Die Konterrevolution in Sicht

Der gefährlichste Moment für eine schlechte Regierung", sagt der scharfsinnige Konservative Toqueville, „ist gewöhnlich derjenige, in welchem sie sich zu reorganisieren beginnt." Die Ereignisse überzeugten den Grafen Witte mit jedem Tage immer entschiedener von der Richtigkeit dieses Ausspruchs. Gegen ihn war die Revolution – entschlossen und schonungslos. Gegen ihn war auch die Hofkamarilla, und die liberale Opposition konnte sich nicht entschließen, offen mit ihm zu gehen. Der Regierungsapparat ging ihm unter den Händen in die Brüche. Und endlich war er selbst gegen sich, weil er die Ereignisse nicht zu erfassen vermochte, weil er keinen Plan hatte und, anstatt in einem klaren Operationsprogramm, in der Intrige seine Waffe wählte. Während Graf Witte in seiner Ratlosigkeit bald zu diesem, bald zu jenem Mittel griff, rückten die Reaktion und die Revolution immer näher auf einander an.
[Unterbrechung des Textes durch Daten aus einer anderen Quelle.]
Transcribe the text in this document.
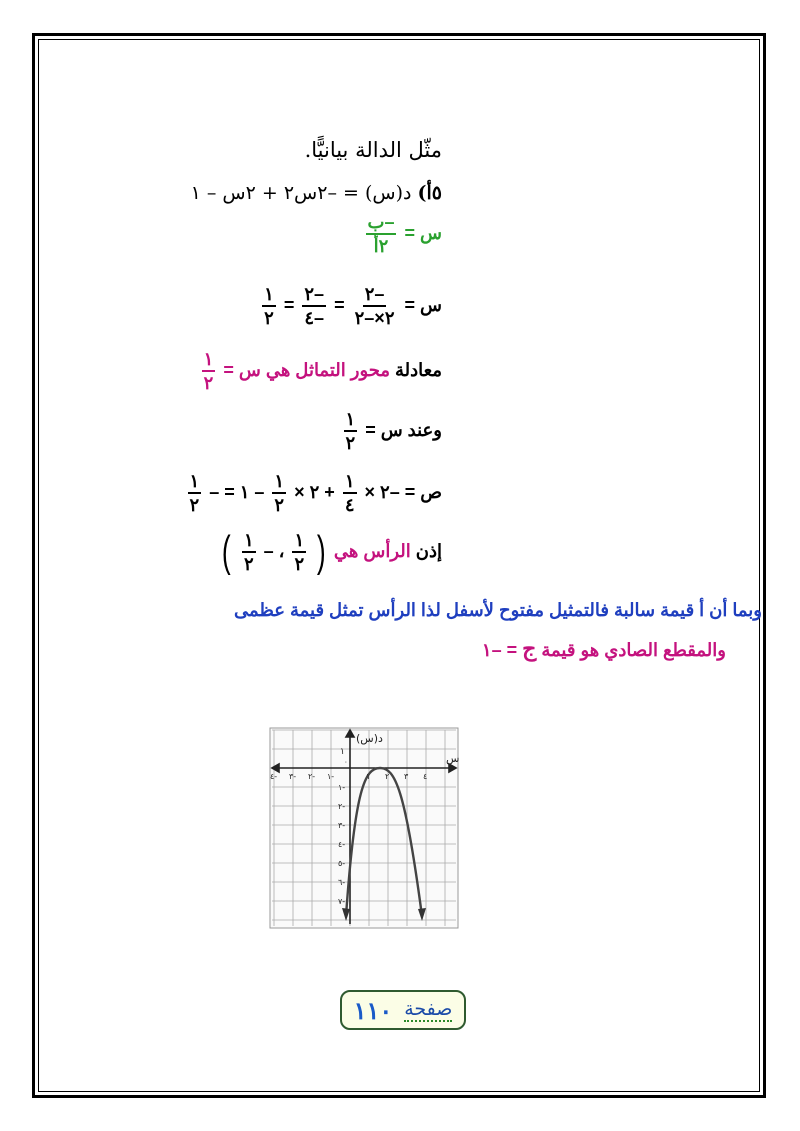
مثّل الدالة بيانيًّا.
٥أ) د(س) = –٢س٢ + ٢س – ١
س =
$\frac{\text{–ب}}{\text{٢أ}}$
س =
$\frac{-٢}{٢\times-٢}$
=
$\frac{-٢}{-٤}$
=
$\frac{١}{٢}$
معادلة محور التماثل هي س =
$\frac{١}{٢}$
وعند س =
$\frac{١}{٢}$
ص = –٢ ×
$\frac{١}{٤}$
+ ٢ ×
$\frac{١}{٢}$
– ١ = –
$\frac{١}{٢}$
إذن الرأس هي (
$\frac{١}{٢}$
، –
$\frac{١}{٢}$
)
وبما أن أ قيمة سالبة فالتمثيل مفتوح لأسفل لذا الرأس تمثل قيمة عظمى
والمقطع الصادي هو قيمة ج = –١
د(س)
س
١
٠
٤- ٣- ٢- ١-	١ ٢ ٣ ٤
١-
٢-
٣-
٤-
٥-
٦-
٧-
صفحة
١١٠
. … Selbst die aus den Akten des Polizeidepartements stammenden Tatsachen", heißt es in dem Geheimmemorandum, das Graf Witte im November 1905 als Kampfmittel gegen die „Trepowtzi" abfassen ließ, zeigen mit voller Klarheit, dass ein bedeutender Teil der schweren Anschuldigungen, die in den nächsten Tagen nach Erscheinen des Manifests von der Gesellschaft und dem Volk gegen die Regierung erhoben wurden, durchaus ernste Unterlagen hatten: es bestanden von obersten Regierungsbeamten ins Leben gerufene Parteien, deren Programm in der „organisierten Abwehr der extremen Elemente" bestand; patriotische Manifestationen wurden von der Regierung veranstaltet und zugleich andersgeartete Manifestationen auseinandergetrieben; man schoss auf friedliche Demonstranten und duldete, dass vor den Augen der Polizei und der Truppen Menschen misshandelt und Gouvernements-Semstwoverwaltungen niedergebrannt wurden; ließ die Pogromisten ungestört wüten und feuerte Salven ab auf jene, die es wagten, sich zur Wehr zu setzen; reizte bewusst oder unbewusst (?) die Menge zu Gewalttaten auf, indem man offizielle Erklärungen mit der Unterschrift des Stadthauptmanns verbreitete, und tat, wenn daraufhin Unruhen ausbrachen, nicht das Geringste zu ihrer Unterdrückung. Alle diese Tatsachen ereigneten sich im Laufe von drei bis vier Tagen an verschiedenen Enden des Reichs und weckten in der Bevölkerung einen solchen Sturm der Entrüstung, dass der erste freudige Eindruck, den das Manifest vom 30. Oktober gemacht hatte, gänzlich verwischt wurde." „Es bürgerte sich in der Bevölkerung die feste Überzeugung ein, dass alle diese Pogrome, die sich so unerwartet und doch gleichzeitig über ganz Russland ergossen, von einer und derselben, und dabei machtvollen Hand provoziert und geleitet wurden. Leider hatte die Bevölkerung für diese Annahme ihre ernsten Anhaltspunkte.“

Als der Generalgouverneur von Kurland das Gesuch eines von 20.000 Personen besuchten Meetings um Aufhebung des Kriegszustandes telegraphisch befürwortete, indem er der Ansicht Ausdruck gab, dass „der Kriegszustand der neuen Sachlage nicht entspreche," erteilte ihm Trepow mit fester Hand die Antwort: „Auf das Telegramm vom 20. Oktober. Mit Ihrer Schlussfolgerung, dass der Kriegszustand der neuen Sachlage widerspreche, nicht einverstanden.'' Witte verschluckte schweigend diese köstliche Erklärung seines Untergebenen, dass der Kriegszustand sich mit dem Manifest vom 30. Oktober sehr gut vertrage, und suchte sogar die Arbeiterdeputation zu überzeugen, dass „Trepow gar nicht so ein wildes Tier sei, wie man es von ihm behaupte." Allerdings musste Trepow unter dem Drucke der allgemeinen Entrüstung seinen Posten verlassen. Doch sein Nachfolger in der Rolle des Ministers des Innern Durnowo war keineswegs besser. Überdies behielt Trepow, der zum Palastkommandanten ernannt wurde, seinen Einfluss auf den Gang der Ereignisse nach wie vor bei. Die Haltung der Provinzbürokratie hing von ihm in viel höherem Maße ab als von dem Ministerpräsidenten selbst.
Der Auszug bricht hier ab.